Este texto fue publicado originalmente el 14 de mayo de 2013.

En cuclillas a la orilla de un río del Congo, el viejo miraba el fuego y pensaba en el alimento que procuraría a su gente asentada en las afueras de Kinshasa - la antigua Leopoldville - hasta donde llegaban algunos ecos de las escasas revueltas callejeras contra el presidente Joseph Desiré Mobutu.

El viejo repasaba la lista de animales de la sabana que a finales del siglo XIX el inglés David Livinsgtone descubrió para el viejo mundo, y discurría sobre los inconvenientes de pertenecer a una minoría musulmana - menos del 10% de la población- en un país atestado de católicos, cristianos, protestantes y de religiones tribales nacidas del sincretismo religioso.

En eso estaba el africano cuando su nieto llegó agitado tras una larga caminata al centro de la capital. El joven recuperó energías sólo para volver a gastarlas hablando de un integrante de la religión familiar que acababa de cumplir al pie de la letra su única profecía.

“En el octavo, lo tiro en el octavo. ¿Me oyen? Si el mundo se rió cuando renunció Nixon esperen a ver cómo se ríe cuando me ponga a patearle el culo a este oso asqueroso”

Durante varias tardes el niño había visto correr por las calles de Kinshasa a ese musulmán de 32 años que desparramaba sermones de barrio a la gente que lo seguía. Trotaba sòlo por villas pobres y cruzaba basureros tirando golpes al aire.

“¿Por qué tengo que ir a pelear contra el vietcong? A mí no me han hecho absolutamente nada”
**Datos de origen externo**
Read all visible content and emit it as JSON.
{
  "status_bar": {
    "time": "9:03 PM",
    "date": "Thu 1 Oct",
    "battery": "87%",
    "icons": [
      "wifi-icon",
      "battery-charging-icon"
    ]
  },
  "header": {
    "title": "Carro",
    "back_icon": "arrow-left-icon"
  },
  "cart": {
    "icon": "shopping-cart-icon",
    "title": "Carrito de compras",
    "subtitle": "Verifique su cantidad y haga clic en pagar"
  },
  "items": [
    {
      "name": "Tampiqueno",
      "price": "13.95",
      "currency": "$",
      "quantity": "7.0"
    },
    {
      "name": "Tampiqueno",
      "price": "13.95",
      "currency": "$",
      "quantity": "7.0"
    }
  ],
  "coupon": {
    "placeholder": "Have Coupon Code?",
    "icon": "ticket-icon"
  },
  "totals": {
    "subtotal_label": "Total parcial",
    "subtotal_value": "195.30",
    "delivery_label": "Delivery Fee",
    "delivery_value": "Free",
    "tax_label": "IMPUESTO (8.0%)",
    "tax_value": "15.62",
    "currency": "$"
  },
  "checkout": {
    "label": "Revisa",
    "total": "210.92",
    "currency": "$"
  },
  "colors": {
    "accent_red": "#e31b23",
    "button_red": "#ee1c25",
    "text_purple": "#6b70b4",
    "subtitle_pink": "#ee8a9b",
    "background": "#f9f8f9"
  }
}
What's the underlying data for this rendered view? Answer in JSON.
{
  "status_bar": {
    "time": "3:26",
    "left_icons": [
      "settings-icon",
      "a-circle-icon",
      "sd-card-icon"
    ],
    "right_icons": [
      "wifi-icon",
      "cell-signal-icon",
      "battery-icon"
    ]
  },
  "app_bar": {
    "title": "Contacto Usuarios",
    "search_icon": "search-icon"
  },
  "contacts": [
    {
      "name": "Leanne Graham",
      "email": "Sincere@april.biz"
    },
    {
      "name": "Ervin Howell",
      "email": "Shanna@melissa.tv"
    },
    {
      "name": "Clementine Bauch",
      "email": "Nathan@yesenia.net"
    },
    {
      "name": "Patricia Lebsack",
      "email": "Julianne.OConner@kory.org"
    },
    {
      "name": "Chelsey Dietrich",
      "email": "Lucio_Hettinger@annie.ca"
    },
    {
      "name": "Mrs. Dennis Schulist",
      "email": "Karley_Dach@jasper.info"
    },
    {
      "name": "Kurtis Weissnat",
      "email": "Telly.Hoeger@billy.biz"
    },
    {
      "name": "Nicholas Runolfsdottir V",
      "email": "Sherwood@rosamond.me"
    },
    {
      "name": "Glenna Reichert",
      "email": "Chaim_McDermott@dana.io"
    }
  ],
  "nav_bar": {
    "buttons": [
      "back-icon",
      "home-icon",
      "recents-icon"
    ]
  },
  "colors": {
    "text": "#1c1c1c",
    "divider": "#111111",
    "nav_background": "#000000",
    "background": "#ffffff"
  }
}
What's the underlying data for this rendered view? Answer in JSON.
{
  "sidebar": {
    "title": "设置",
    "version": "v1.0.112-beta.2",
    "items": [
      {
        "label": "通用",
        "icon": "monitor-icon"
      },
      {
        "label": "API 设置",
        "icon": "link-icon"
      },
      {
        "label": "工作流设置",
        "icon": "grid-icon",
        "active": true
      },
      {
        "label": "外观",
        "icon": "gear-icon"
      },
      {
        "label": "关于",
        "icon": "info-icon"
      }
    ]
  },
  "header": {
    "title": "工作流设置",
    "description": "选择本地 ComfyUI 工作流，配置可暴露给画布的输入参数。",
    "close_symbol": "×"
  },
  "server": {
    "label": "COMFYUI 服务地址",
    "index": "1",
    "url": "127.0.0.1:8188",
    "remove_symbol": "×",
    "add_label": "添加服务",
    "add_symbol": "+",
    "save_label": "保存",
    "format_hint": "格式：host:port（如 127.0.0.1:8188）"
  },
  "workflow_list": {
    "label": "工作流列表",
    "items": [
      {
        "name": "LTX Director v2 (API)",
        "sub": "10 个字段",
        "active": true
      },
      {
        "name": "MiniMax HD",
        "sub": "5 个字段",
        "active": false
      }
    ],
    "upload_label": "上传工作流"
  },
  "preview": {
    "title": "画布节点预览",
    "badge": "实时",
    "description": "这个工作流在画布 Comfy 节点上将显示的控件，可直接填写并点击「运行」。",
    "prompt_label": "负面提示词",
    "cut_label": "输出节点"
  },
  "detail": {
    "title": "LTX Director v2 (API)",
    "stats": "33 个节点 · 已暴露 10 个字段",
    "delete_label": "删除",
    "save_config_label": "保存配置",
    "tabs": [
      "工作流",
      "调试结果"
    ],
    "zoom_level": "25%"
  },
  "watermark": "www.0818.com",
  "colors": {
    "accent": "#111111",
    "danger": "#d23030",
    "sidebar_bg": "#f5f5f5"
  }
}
El nieto le contó al abuelo que el hombre había invitado a pelear a otro negro, enorme y musculoso, que se paseaba por la ciudad con un cinturón de campeón, rodeado de guardaespaldas y tironeando de dos feroces mastines, la misma raza de perro con que los belgas los habían azuzado en la época de la colonia. El gigante venía de tumbar hombres como sin fueran macacos o simples bolos de madera. Y estaba hospedado en un lujoso hotel en las afueras de la ciudad en el que se dedicaba a romper bolsas de arena con sus puños.

“Malditos americanos y sus ideas. Africa es mi hogar. Hace 400 años fui esclavo y ahora he vuelto a luchar por mis hermanos. Solo necesitan gritar ‘Mátalo, Alí’. Grítenlo en su idioma. ¡Alí Bomaye!”

La pelea fue un alud de terribles golpes lanzados contra el retador quien se limitó a defenderse, a bailotear alrededor del ring, a apoyarse contra las cuerdas y a martillar intermitentemente la frente de su adversario. Hasta que escuchó la octava campanada.

"¿Esto es todo lo que sabes? ¿eso es todo lo fuerte que puedes pegar? Pegas como una niña. Olvídalo viejo, esto se acabó"

Entonces, el azotado negro nacido en Louisville levantó sus brazos saludando a la leonera de personas que le reclamaban lo prometido. Después tocó dos veces con su puño izquierdo la sien derecha del gigante que sudaba salado y le lanzó un último golpe. Dejó pasar la oportunidad de una trompada innecesaria y movió su cuerpo como el de un torero para que el otro negro se viniera abajo y quedara acostado hasta los diez.

El nieto reforzó la épica historia desplegando ante su abuelo uno de los diarios viejos en los cuales el musulmán Mohamad Alí - ese que un día acabó con el protestante evangelista Cassius Clay- había augurado con precisión divina que derrumbaría al tal Foreman en el octavo asalto.

El abuelo no supo responder si merecían el castigo de Alá quienes se atrevieran a herir el cuerpo del negro de ideas mahometanas y jerga inglesa. “Sólo el más grande lo sabe”, dijo el viejo tras sopesar la generosidad del perdón y la hondura del pecado.